- The Washington Times - Friday, March 16, 2007

BAGHDAD (AP) — After weeks of cooperation with a new security plan, radical Shi’ite cleric Muqtada al-Sadr denounced U.S. forces as occupiers yesterday and called on his followers to “shout ‘No, No America’ ” in a sign of resurgent anger and opposition.

Thousands of Shi’ites flooded from the mosque where Sheik al-Sadr’s statement was read at Friday prayers, spilling into the streets of the Sadr City slum to protest the two-week-old American military presence there.

The U.S. military says Sheik al-Sadr is in Iran.

Officials with Sheik al-Sadr’s Mahdi Army did not explain why he chose to issue the surprisingly confrontational statement.

American military leaders had credited Sheik al-Sadr — who was said to have ordered his Mahdi Army militia to put away its weapons and not confront U.S. and Iraqi troops — for the relatively effortless start of security patrols and raids in the volatile Shi’ite slum, a no-go zone for U.S. forces until about two weeks ago.

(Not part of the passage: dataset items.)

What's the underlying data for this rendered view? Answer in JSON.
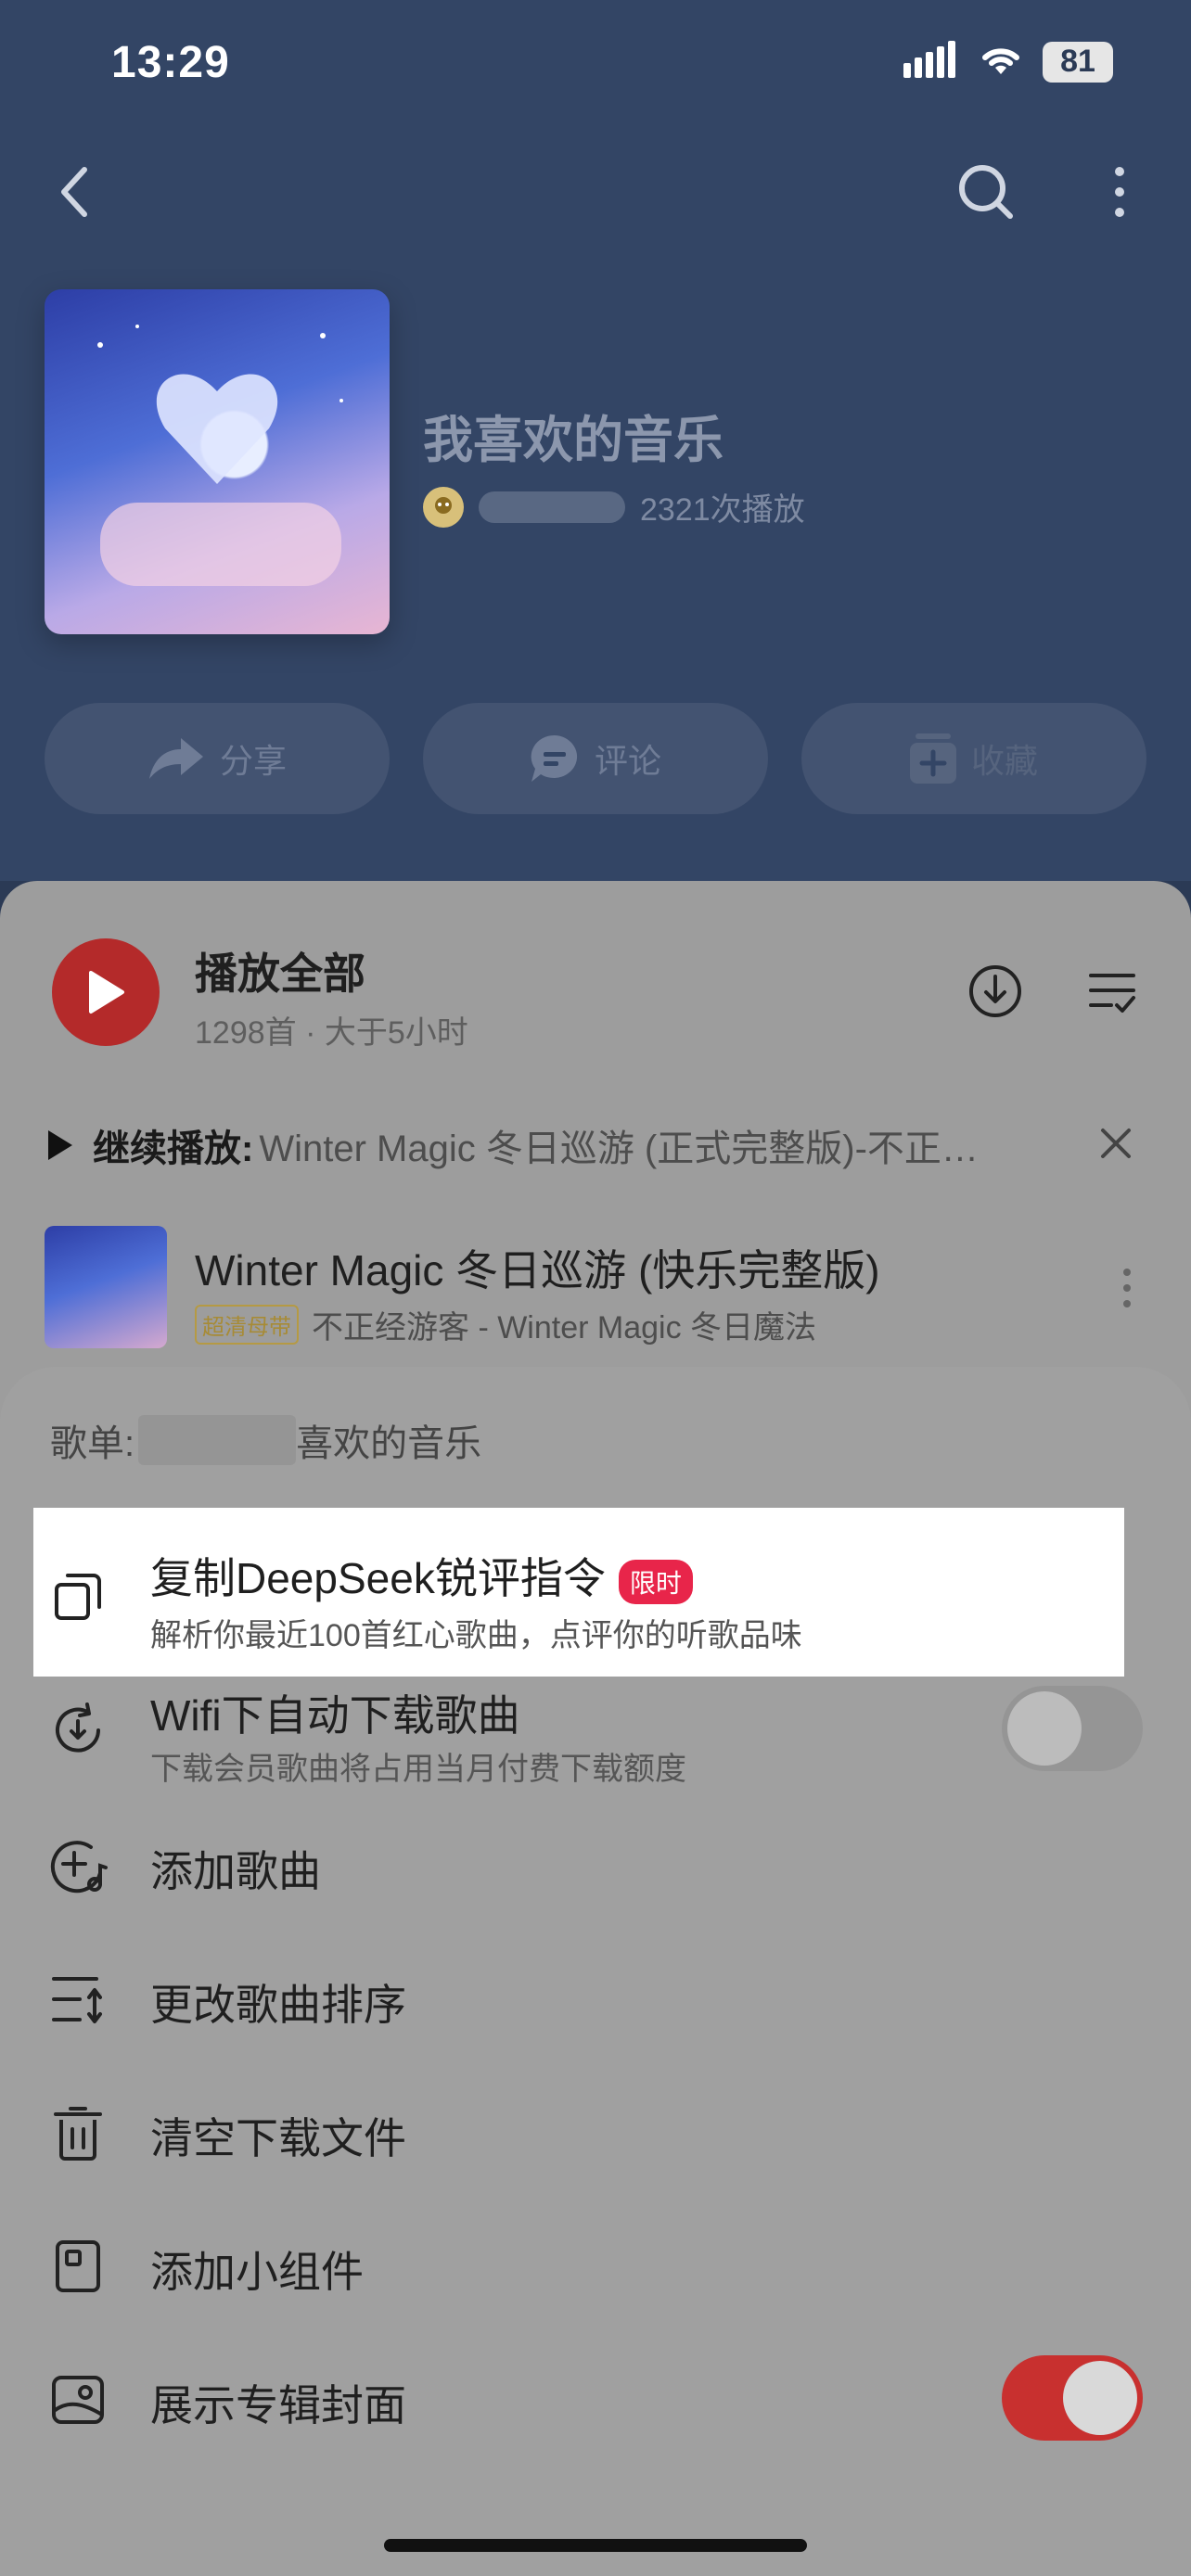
{
  "status_bar": {
    "time": "13:29",
    "battery": "81"
  },
  "header": {
    "playlist_title": "我喜欢的音乐",
    "play_count": "2321次播放",
    "actions": [
      {
        "label": "分享",
        "icon": "share-icon"
      },
      {
        "label": "评论",
        "icon": "comment-icon"
      },
      {
        "label": "收藏",
        "icon": "collect-icon"
      }
    ]
  },
  "list": {
    "play_all_label": "播放全部",
    "play_all_meta": "1298首 · 大于5小时",
    "continue_label": "继续播放:",
    "continue_song": "Winter Magic 冬日巡游 (正式完整版)-不正…",
    "songs": [
      {
        "title": "Winter Magic 冬日巡游 (快乐完整版)",
        "badge": "超清母带",
        "artist": "不正经游客 - Winter Magic 冬日魔法"
      }
    ]
  },
  "sheet": {
    "header_prefix": "歌单:",
    "header_suffix": "喜欢的音乐",
    "items": [
      {
        "title": "复制DeepSeek锐评指令",
        "badge": "限时",
        "subtitle": "解析你最近100首红心歌曲，点评你的听歌品味",
        "icon": "copy-icon"
      },
      {
        "title": "Wifi下自动下载歌曲",
        "subtitle": "下载会员歌曲将占用当月付费下载额度",
        "icon": "auto-download-icon",
        "toggle": "off"
      },
      {
        "title": "添加歌曲",
        "icon": "add-song-icon"
      },
      {
        "title": "更改歌曲排序",
        "icon": "sort-icon"
      },
      {
        "title": "清空下载文件",
        "icon": "trash-icon"
      },
      {
        "title": "添加小组件",
        "icon": "widget-icon"
      },
      {
        "title": "展示专辑封面",
        "icon": "album-cover-icon",
        "toggle": "on"
      }
    ]
  },
  "colors": {
    "accent_red": "#c8302f",
    "badge_red": "#e8254a"
  }
}
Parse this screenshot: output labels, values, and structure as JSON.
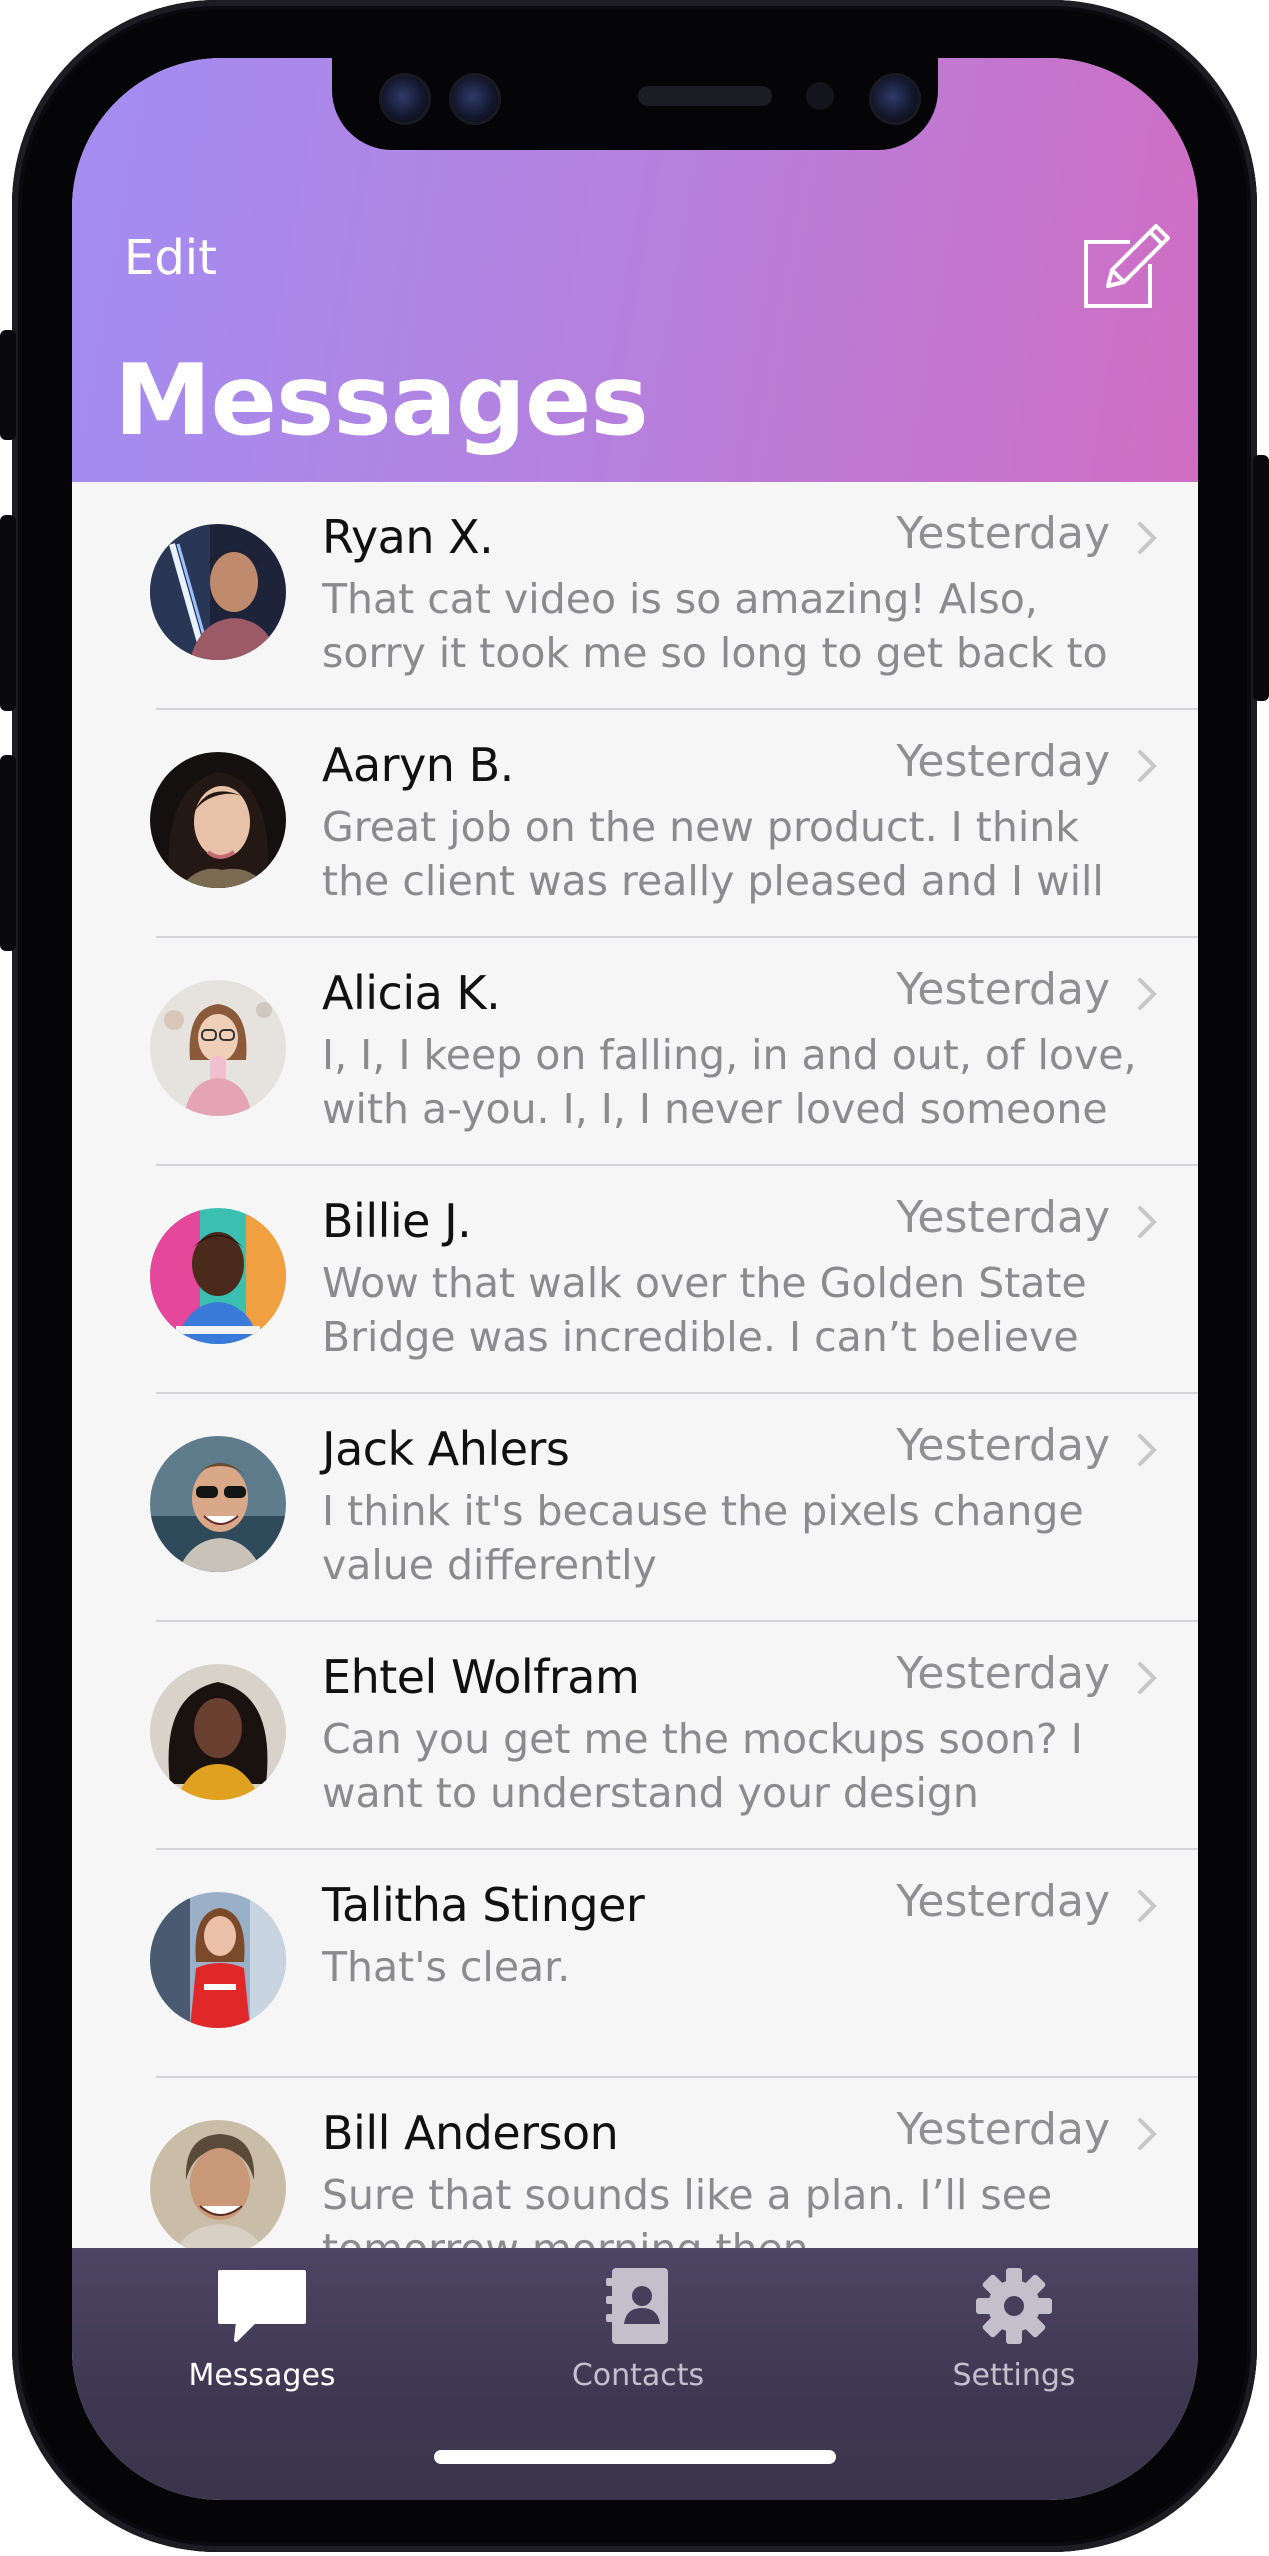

“The occupiers want to harm this beloved [Sadr City] and tarnish its name by spreading false rumors and allegations that negotiations and cooperation are ongoing between you and them,” the statement said.

“I am confident that you will not make concessions to them and will remain above them. Raise your voices in love and brotherhood and unity against your enemy and shout ‘No, No America!”

Sheik al-Sadr’s message on the Muslim day of prayer and rest could signal a shift in his willingness to absorb the perceived indignity of the U.S. troop presence and wait out the security plan. Or it could have been nothing more than a reminder to his followers that he was watching carefully and was still their leader.